The three maps provided by Planck Collaboration (2013) are based on:

  1. τ353: dust optical depth at 353 GHz.
  2. ℛ: thermal dust radiance.
  3. A recommende extragalactic reddening estimate, based on thermal dust radiance, but with point sources removed.

Reference: Planck Collaboration (2013)

Website: Planck Explanatory Supplement

Burstein & Heiles

Primarily of historical interest, the Burstein & Heiles (1982) dust reddening maps are derived from HI column density and galaxy counts.

Reference: Burstein & Heiles (1982)

Three-Dimensional Dust Maps

Bayestar

A three-dimensional map of Milky Way dust reddening, covering the three quarters of the sky north of a declination of -30°. The map is probabilistic. containing samples of the reddening along each line of sight. The “Bayestar” dust map is inferred from stellar photometry of 800 million stars observed by Pan-STARRS 1, and 2MASS photometry for a quarter of the stars.

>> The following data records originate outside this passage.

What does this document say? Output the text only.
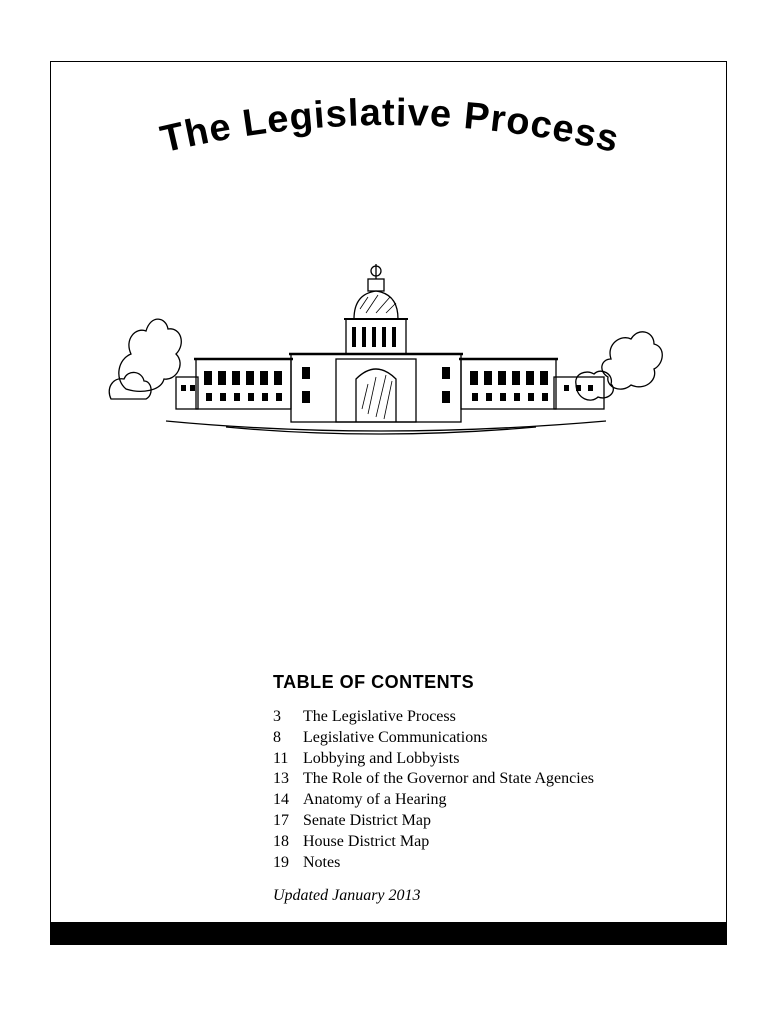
The Legislative Process
TABLE OF CONTENTS
3	The Legislative Process
8	Legislative Communications
11 Lobbying and Lobbyists
13 The Role of the Governor and State Agencies
14 Anatomy of a Hearing
17 Senate District Map
18 House District Map
19 Notes
Updated January 2013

There are two versions of Bayestar, called Bayestar17 and Bayestar15 here. By default, `dustmaps`_ will use the latest version, Bayestar17, although the earlier version of the map can be selected by providing the keyword argument `version='bayestar2015'`_ in routines such as `dustmaps.bayestar.fetch`_, `dustmaps.bayestar.BayestarQuery`_ and `dustmaps.bayestar.BayestarWebQuery`_.

Bayestar17 reports reddening in an arbitrary unit that can be converted to extinction in different bands using the coefficients given in Table 1 of Green, Schlafly, Finkbeiner et al. (2018).

Bayestar15 reports reddening in the same units as those used by SFD. Therefore, in order to convert Bayestar15 reddenings to extinction in different bands, one should use the conversions provided in Table 6 of Schlafly & Finkbeiner (2011).

References: Green, Schlafly, Finkbeiner et al. (2018), Green, Schlafly, Finkbeiner et al. (2015)

Website: argonaut.skymaps.info

Chen et al. (2014)

A three-dimensional map of dust extinction in the Galactic anticenter. The map covers about 6000 deg2, from 140° < ℓ < 240° and -60° < b < 40°, and is based on stellar photometry from the Xuyi Schmidt Telescope Photometric Survey of the Galactic Anticentre (XSTPS-GAC), 2MASS and WISE. The map has an angular resolution of 3 to 9 arcminutes, and reports r-band extinction, along with Gaussian error estimates.

Reference: Chen et al. (2014)

Website: http://lamost973.pku.edu.cn

IPHAS

A three-dimensional map of Milky Way dust extinction, covering a 10°-thick strip of the Galactic plane, between 30° < ℓ < 120°. The map is probabilistic, containing samples of the cumulative extinction along each line of sight. The map is based on IPHAS imaging of stars. The map returns A0, the monochromatic extinction.

Reference: Sale et al. (2014)

Website: www.iphas.org/extinction

Marshall et al. (2006)

A three-dimensional map of Milky Way dust extinction, covering a 10°-thick strip of the Galactic plane, between -100° < ℓ < 100°. The map is contains 2MASS Ks-band extinctions with a Gaussian uncertainty estimates. The map is based on a comparison of 2MASS colors of stars with expectations from the Besançon model of the Galaxy.